Adapter pattern.The final single-node pattern is the adapter. Like the ambassador, this too is a link between a microservice and the outside world. However, here it’s a tool for translating protocols. If your code has been using internal APIs and you want to connect it to an outside service an adapter can handle those connections – both in and out of the service.

Multinode patterns

Single-node distributed application patterns are all relatively simple. They take existing applications and repurpose them for use in the wider world, minimizing the changes you need to make to your code.

But multinode patterns are more complex, and are more what you think of when you think of distributed system design.

Replicated service pattern. Burns’s first multinode pattern is a familiar one: the replicated service. Using a load balancer, you can deploye multiple replicas of the same base service, with new replicas deployed or redundant ones destroyed as necessary. It’s like how you build and deploy high-density web servers at scale. It’s also a model that lends itself to programmatic service deployment, via a new generation of service tools like Burns’s own metaparticle.ioor the system developed by Microsoft alumni at Pulumi.

By breaking a service deployment down into code, you can deploy the same code wherever you want, instantiating the same containers on any Kubernetes instance, either in different Azure zones or across multiple clouds.

Sharded system patterns. More complex multinode patterns include sharded systems, where a layer of routing services behind a load balancer hands off service state to a sharded data store.
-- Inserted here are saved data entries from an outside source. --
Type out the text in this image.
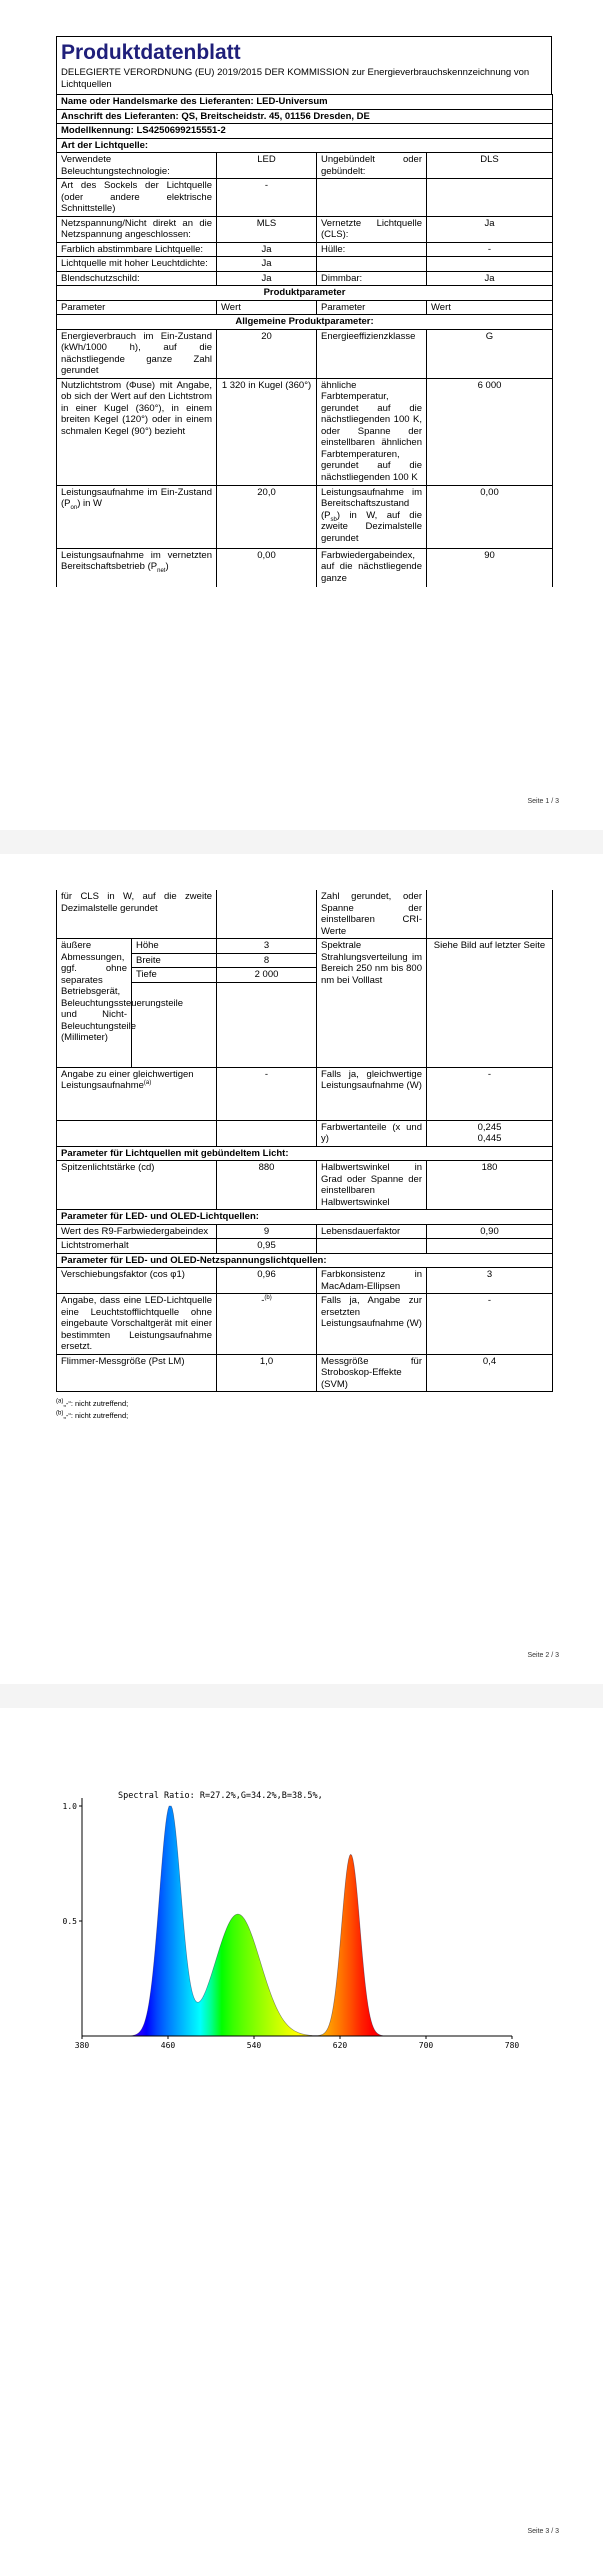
Produktdatenblatt
DELEGIERTE VERORDNUNG (EU) 2019/2015 DER KOMMISSION zur Energieverbrauchskennzeichnung von Lichtquellen
Name oder Handelsmarke des Lieferanten: LED-Universum			
Anschrift des Lieferanten: QS, Breitscheidstr. 45, 01156 Dresden, DE			
Modellkennung: LS4250699215551-2			
Art der Lichtquelle:			
Verwendete Beleuchtungstechnologie:	LED	Ungebündelt oder gebündelt:	DLS
Art des Sockels der Lichtquelle (oder andere elektrische Schnittstelle)	-		
Netzspannung/Nicht direkt an die Netzspannung angeschlossen:	MLS	Vernetzte Lichtquelle (CLS):	Ja
Farblich abstimmbare Lichtquelle:	Ja	Hülle:	-
Lichtquelle mit hoher Leuchtdichte:	Ja		
Blendschutzschild:	Ja	Dimmbar:	Ja
Produktparameter			
Parameter	Wert	Parameter	Wert
Allgemeine Produktparameter:			
Energieverbrauch im Ein-Zustand (kWh/1000 h), auf die nächstliegende ganze Zahl gerundet	20	Energieeffizienzklasse	G
Nutzlichtstrom (Φuse) mit Angabe, ob sich der Wert auf den Lichtstrom in einer Kugel (360°), in einem breiten Kegel (120°) oder in einem schmalen Kegel (90°) bezieht	1 320 in Kugel (360°)	ähnliche Farbtemperatur, gerundet auf die nächstliegenden 100 K, oder Spanne der einstellbaren ähnlichen Farbtemperaturen, gerundet auf die nächstliegenden 100 K	6 000
Leistungsaufnahme im Ein-Zustand $(P_{on})$ in W	20,0	Leistungsaufnahme im Bereitschaftszustand $(P_{sb})$ in W, auf die zweite Dezimalstelle gerundet	0,00
Leistungsaufnahme im vernetzten Bereitschaftsbetrieb $(P_{net})$	0,00	Farbwiedergabeindex, auf die nächstliegende ganze	90
Seite 1 / 3
für CLS in W, auf die zweite Dezimalstelle gerundet			Zahl gerundet, oder Spanne der einstellbaren CRI-Werte	
äußere Abmessungen, ggf. ohne separates Betriebsgerät, Beleuchtungssteuerungsteile und Nicht-Beleuchtungsteile (Millimeter)	Höhe	3	Spektrale Strahlungsverteilung im Bereich 250 nm bis 800 nm bei Volllast	Siehe Bild auf letzter Seite
	Breite	8		
	Tiefe	2 000		

Angabe zu einer gleichwertigen Leistungsaufnahme$^{(a)}$		-	Falls ja, gleichwertige Leistungsaufnahme (W)	-
			Farbwertanteile (x und y)	0,245
0,445

Parameter für Lichtquellen mit gebündeltem Licht:				
Spitzenlichtstärke (cd)		880	Halbwertswinkel in Grad oder Spanne der einstellbaren Halbwertswinkel	180
Parameter für LED- und OLED-Lichtquellen:				
Wert des R9-Farbwiedergabeindex		9	Lebensdauerfaktor	0,90
Lichtstromerhalt		0,95		
Parameter für LED- und OLED-Netzspannungslichtquellen:				
Verschiebungsfaktor (cos φ1)		0,96	Farbkonsistenz in MacAdam-Ellipsen	3
Angabe, dass eine LED-Lichtquelle eine Leuchtstofflichtquelle ohne eingebaute Vorschaltgerät mit einer bestimmten Leistungsaufnahme ersetzt.		-$^{(b)}$	Falls ja, Angabe zur ersetzten Leistungsaufnahme (W)	-
Flimmer-Messgröße (Pst LM)		1,0	Messgröße für Stroboskop-Effekte (SVM)	0,4
$^{(a)}$„-“: nicht zutreffend;
$^{(b)}$„-“: nicht zutreffend;
Seite 2 / 3
Spectral Ratio: R=27.2%,G=34.2%,B=38.5%,
380	460	540	620	700	780
1.0
0.5
Seite 3 / 3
This approach adds speed and resilience to replicated systems, and can be itself replicated multiple times.

It’s all code in the future

By breaking down distributed systems into repeatable patterns, it’s easier to see how you can use programming techniques to design and deploy services. You can use the same patterns to define the microservices you use to build your applications, giving you quick ways of delivering additional functionality to existing distributed applications. You can then use them to manage orchestration and pipelines on Kubernetes, treating it as the layer on which you build your code.

We’re still very much taking an artisanal approach to cloud native application development, and having a codified set of design patterns like Burns’s can only make it easier to train new developers and to build and manage code at scale.